Texas accounts for 38% of executions carried out in the USA since the US Supreme Court – in the case of Gregg v. Georgia in 1976 - allowed executions to resume under revised capital laws. Texas has carried out 11 of the 34 executions so far this year in the USA and is heading for its 500th since the Gregg ruling.
One in six of the prisoners put to death in Texas since January 2001 was aged 17, 18 or 19 at the time of the crime. Since January 2001, there have been about 15,000 murders in Texas and 249 executions.
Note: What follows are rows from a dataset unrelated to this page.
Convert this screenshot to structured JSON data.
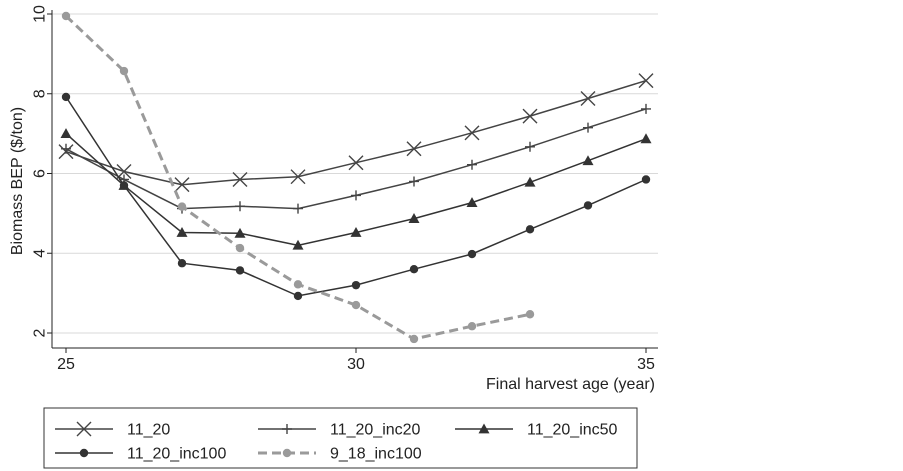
{
  "chart_data": {
    "type": "line",
    "xlabel": "Final harvest age (year)",
    "ylabel": "Biomass BEP ($/ton)",
    "xlim": [
      25,
      35
    ],
    "ylim": [
      2,
      10
    ],
    "xticks": [
      25,
      30,
      35
    ],
    "yticks": [
      2,
      4,
      6,
      8,
      10
    ],
    "grid": "horizontal",
    "legend_position": "bottom",
    "series": [
      {
        "name": "11_20",
        "marker": "x",
        "color": "#444444",
        "x": [
          25,
          26,
          27,
          28,
          29,
          30,
          31,
          32,
          33,
          34,
          35
        ],
        "values": [
          6.55,
          6.05,
          5.72,
          5.85,
          5.92,
          6.27,
          6.62,
          7.02,
          7.44,
          7.88,
          8.33
        ]
      },
      {
        "name": "11_20_inc20",
        "marker": "plus",
        "color": "#444444",
        "x": [
          25,
          26,
          27,
          28,
          29,
          30,
          31,
          32,
          33,
          34,
          35
        ],
        "values": [
          6.62,
          5.85,
          5.12,
          5.18,
          5.12,
          5.45,
          5.8,
          6.22,
          6.67,
          7.15,
          7.62
        ]
      },
      {
        "name": "11_20_inc50",
        "marker": "triangle",
        "color": "#333333",
        "x": [
          25,
          26,
          27,
          28,
          29,
          30,
          31,
          32,
          33,
          34,
          35
        ],
        "values": [
          7.0,
          5.7,
          4.52,
          4.5,
          4.2,
          4.52,
          4.87,
          5.27,
          5.78,
          6.32,
          6.87
        ]
      },
      {
        "name": "11_20_inc100",
        "marker": "circle",
        "color": "#333333",
        "x": [
          25,
          26,
          27,
          28,
          29,
          30,
          31,
          32,
          33,
          34,
          35
        ],
        "values": [
          7.92,
          5.7,
          3.75,
          3.57,
          2.93,
          3.2,
          3.6,
          3.98,
          4.6,
          5.2,
          5.85
        ]
      },
      {
        "name": "9_18_inc100",
        "marker": "circle",
        "color": "#9a9a9a",
        "dashed": true,
        "x": [
          25,
          26,
          27,
          28,
          29,
          30,
          31,
          32,
          33
        ],
        "values": [
          9.95,
          8.57,
          5.17,
          4.13,
          3.22,
          2.7,
          1.85,
          2.17,
          2.47
        ]
      }
    ]
  }
}
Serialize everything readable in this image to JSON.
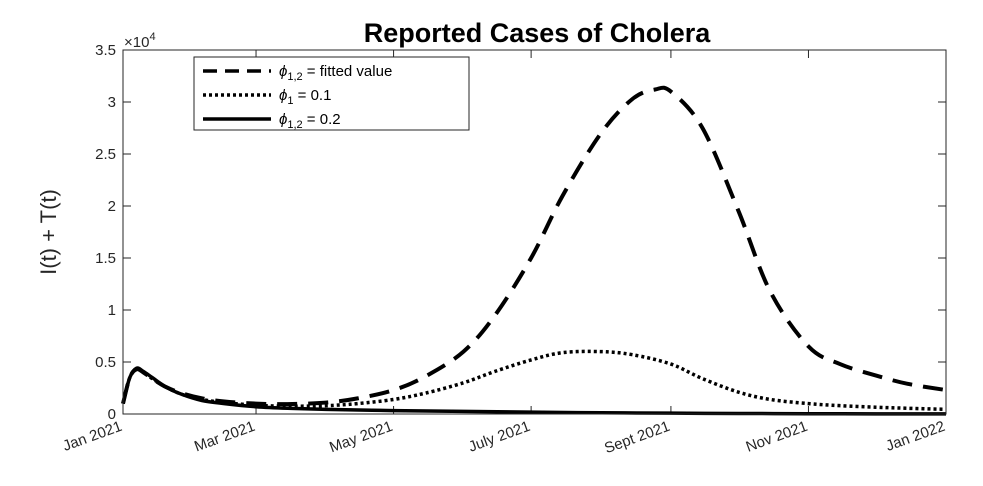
{
  "chart_data": {
    "type": "line",
    "title": "Reported Cases of Cholera",
    "xlabel": "",
    "ylabel": "I(t) + T(t)",
    "y_multiplier": "×10",
    "y_multiplier_exponent": "4",
    "ylim": [
      0,
      35000
    ],
    "xlim": [
      "2021-01-01",
      "2022-01-01"
    ],
    "yticks": [
      0,
      5000,
      10000,
      15000,
      20000,
      25000,
      30000,
      35000
    ],
    "ytick_labels": [
      "0",
      "0.5",
      "1",
      "1.5",
      "2",
      "2.5",
      "3",
      "3.5"
    ],
    "xticks": [
      "2021-01-01",
      "2021-03-01",
      "2021-05-01",
      "2021-07-01",
      "2021-09-01",
      "2021-11-01",
      "2022-01-01"
    ],
    "xtick_labels": [
      "Jan 2021",
      "Mar 2021",
      "May 2021",
      "July 2021",
      "Sept 2021",
      "Nov 2021",
      "Jan 2022"
    ],
    "grid": false,
    "legend_position": "top-left",
    "series": [
      {
        "name": "ϕ1,2 = fitted value",
        "style": "dashed",
        "x": [
          "2021-01-01",
          "2021-01-04",
          "2021-01-07",
          "2021-01-10",
          "2021-01-14",
          "2021-01-20",
          "2021-01-27",
          "2021-02-05",
          "2021-02-15",
          "2021-03-01",
          "2021-03-15",
          "2021-04-01",
          "2021-04-15",
          "2021-05-01",
          "2021-05-15",
          "2021-06-01",
          "2021-06-15",
          "2021-07-01",
          "2021-07-15",
          "2021-08-01",
          "2021-08-15",
          "2021-08-25",
          "2021-09-01",
          "2021-09-15",
          "2021-10-01",
          "2021-10-15",
          "2021-11-01",
          "2021-11-15",
          "2021-12-01",
          "2021-12-15",
          "2022-01-01"
        ],
        "y": [
          1000,
          3500,
          4300,
          4000,
          3400,
          2600,
          2000,
          1500,
          1200,
          1000,
          950,
          1100,
          1500,
          2300,
          3600,
          6000,
          9500,
          15000,
          21000,
          27000,
          30300,
          31200,
          31000,
          27500,
          19500,
          11800,
          6500,
          4800,
          3700,
          2900,
          2300
        ]
      },
      {
        "name": "ϕ1 = 0.1",
        "style": "dotted",
        "x": [
          "2021-01-01",
          "2021-01-04",
          "2021-01-07",
          "2021-01-10",
          "2021-01-14",
          "2021-01-20",
          "2021-01-27",
          "2021-02-05",
          "2021-02-15",
          "2021-03-01",
          "2021-03-15",
          "2021-04-01",
          "2021-04-15",
          "2021-05-01",
          "2021-05-15",
          "2021-06-01",
          "2021-06-15",
          "2021-07-01",
          "2021-07-15",
          "2021-08-01",
          "2021-08-15",
          "2021-09-01",
          "2021-09-15",
          "2021-10-01",
          "2021-10-15",
          "2021-11-01",
          "2021-11-15",
          "2021-12-01",
          "2021-12-15",
          "2022-01-01"
        ],
        "y": [
          1000,
          3500,
          4300,
          4000,
          3400,
          2600,
          1900,
          1400,
          1100,
          850,
          750,
          800,
          1000,
          1400,
          2000,
          3000,
          4100,
          5200,
          5900,
          6000,
          5700,
          4800,
          3400,
          2100,
          1400,
          1000,
          800,
          650,
          550,
          450
        ]
      },
      {
        "name": "ϕ1,2 = 0.2",
        "style": "solid",
        "x": [
          "2021-01-01",
          "2021-01-04",
          "2021-01-07",
          "2021-01-10",
          "2021-01-14",
          "2021-01-20",
          "2021-01-27",
          "2021-02-05",
          "2021-02-15",
          "2021-03-01",
          "2021-03-15",
          "2021-04-01",
          "2021-05-01",
          "2021-06-01",
          "2021-07-01",
          "2021-08-01",
          "2021-09-01",
          "2021-10-01",
          "2021-11-01",
          "2021-12-01",
          "2022-01-01"
        ],
        "y": [
          1000,
          3500,
          4400,
          4100,
          3500,
          2600,
          1900,
          1300,
          1000,
          700,
          550,
          450,
          330,
          250,
          180,
          120,
          80,
          50,
          30,
          15,
          10
        ]
      }
    ]
  }
}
Amnesty has repeatedly criticised the Texas authorities for failing to lead their state away from the death penalty and has highlighted arbitrariness, discrimination and error in the application of the punishment in this and other states of the USA. In a report to mark the upcoming 250th execution, Amnesty is highlighting the executions in Texas this year of a man with serious mental illness, one with a strong claim that he had “mental retardation”, and another who was 19-years-old at the time of the crime and sentenced to death by a jury which had only a partial picture of the severe abuse, poverty and neglect he had endured as a child.
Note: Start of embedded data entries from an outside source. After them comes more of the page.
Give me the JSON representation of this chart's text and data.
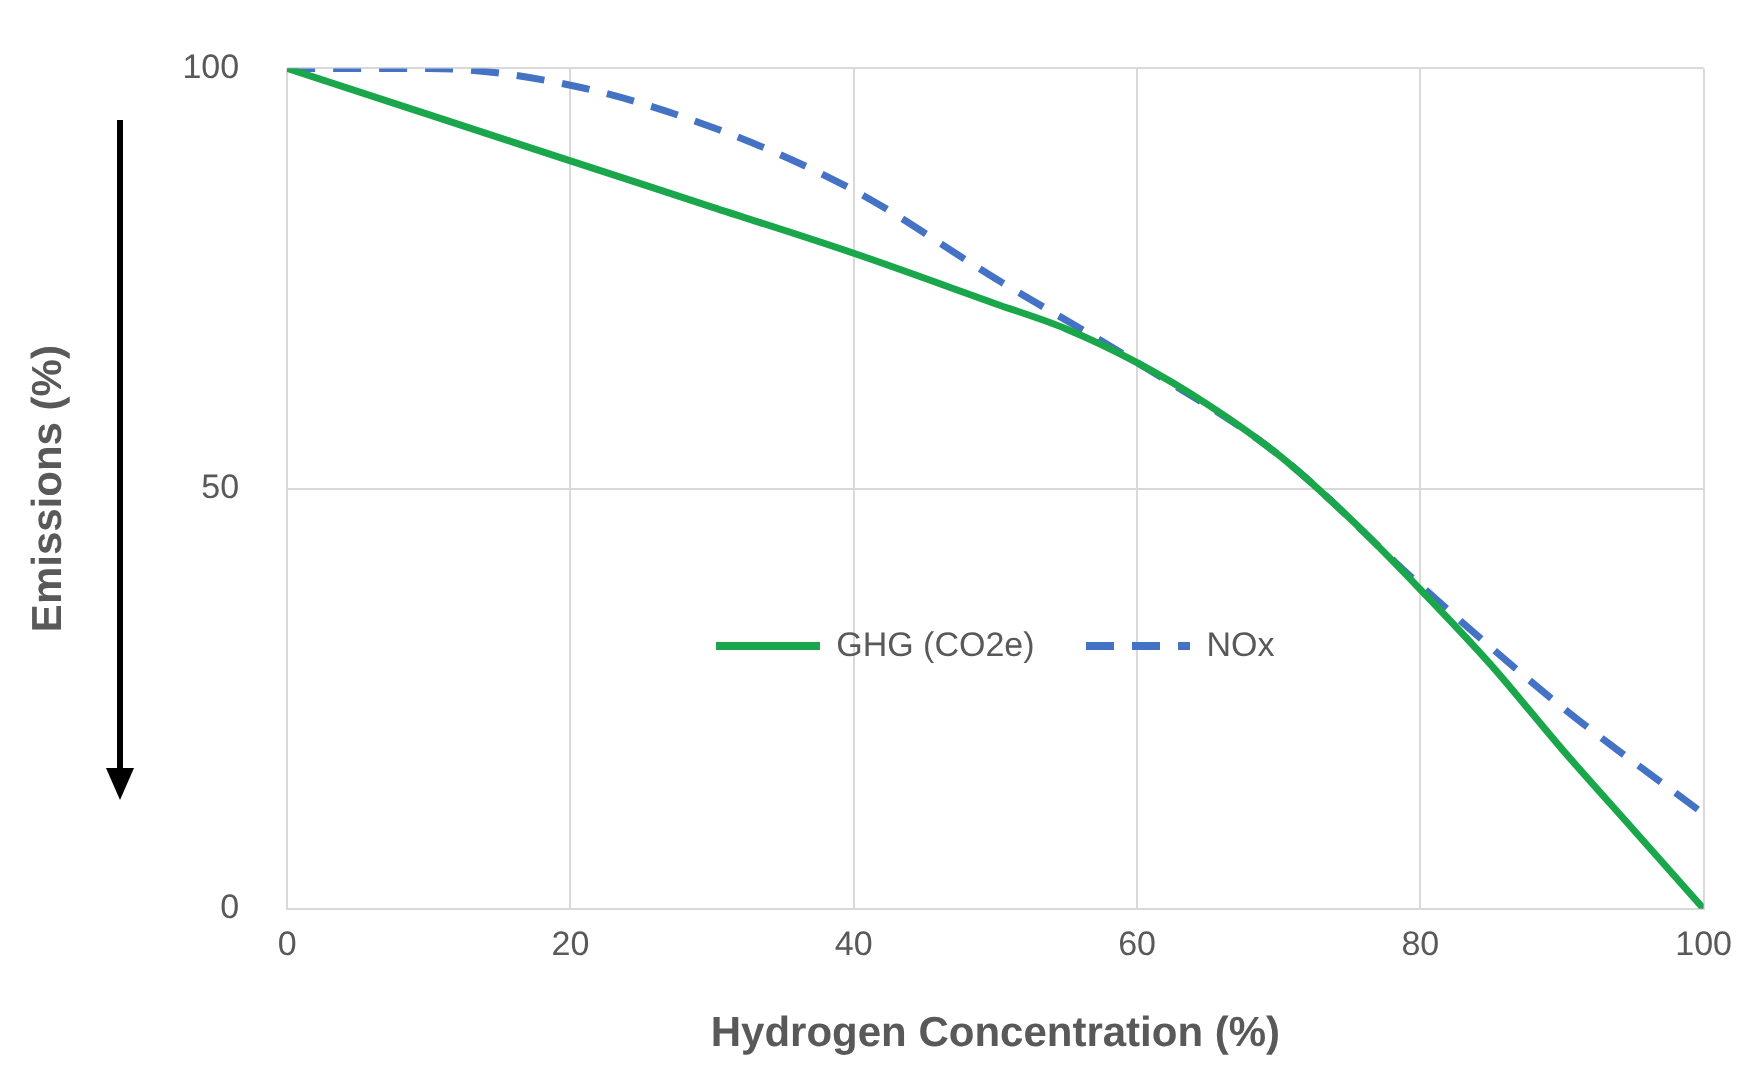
{
  "chart_data": {
    "type": "line",
    "xlabel": "Hydrogen Concentration (%)",
    "ylabel": "Emissions (%)",
    "xlim": [
      0,
      100
    ],
    "xticks": [
      0,
      20,
      40,
      60,
      80,
      100
    ],
    "ylim": [
      0,
      100
    ],
    "yticks": [
      0,
      50,
      100
    ],
    "grid": true,
    "legend": "center",
    "marker": "none",
    "series": [
      {
        "name": "GHG (CO2e)",
        "color": "#1aa64a",
        "line_style": "solid",
        "x": [
          0,
          10,
          20,
          30,
          40,
          50,
          55,
          60,
          65,
          70,
          75,
          80,
          85,
          90,
          95,
          100
        ],
        "values": [
          100,
          94.5,
          89,
          83.5,
          78,
          72,
          69,
          65,
          60,
          54,
          46.5,
          38,
          29,
          19,
          9.5,
          0
        ]
      },
      {
        "name": "NOx",
        "color": "#4472c4",
        "line_style": "dashed",
        "x": [
          0,
          10,
          20,
          30,
          40,
          50,
          60,
          70,
          80,
          90,
          100
        ],
        "values": [
          100,
          100,
          98,
          93,
          85.5,
          75,
          65,
          54,
          38.5,
          24,
          11.3
        ]
      }
    ]
  }
}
In his first “State of the State” address on 25 January 2001, a month after becoming Governor, Rick Perry said: “Like most Texans, I am a proponent of capital punishment because it affirms the high value we place on innocent life.” Since then, the exercise of his power of reprieve has been vanishingly rare, and clemency recommendations from his appointees on the state Board of Pardons and Paroles have been few and far between.
In 2004, in the case of a prisoner suffering from serious mental illness, Governor Perry allowed the execution to proceed despite a rare recommendation from the Board. Under a US Supreme Court precedent, the death penalty is supposedly reserved for the “worst of the worst” crimes and offenders.
Amnesty International USA Researcher Rob Freer said:
“After he took office in 2001, Governor Perry acknowledged there was room for improvement in the Texan justice system - a dozen years and 249 executions later, it is still doing its worst.
“All Texans - including authorities at all levels and the electorate - should recognise that the only way to eradicate the discrimination, error, unfairness and cruelty associated with the death penalty is to abolish it.”
Amnesty opposes the death penalty in all circumstances as being the ultimate cruel and unusual punishment.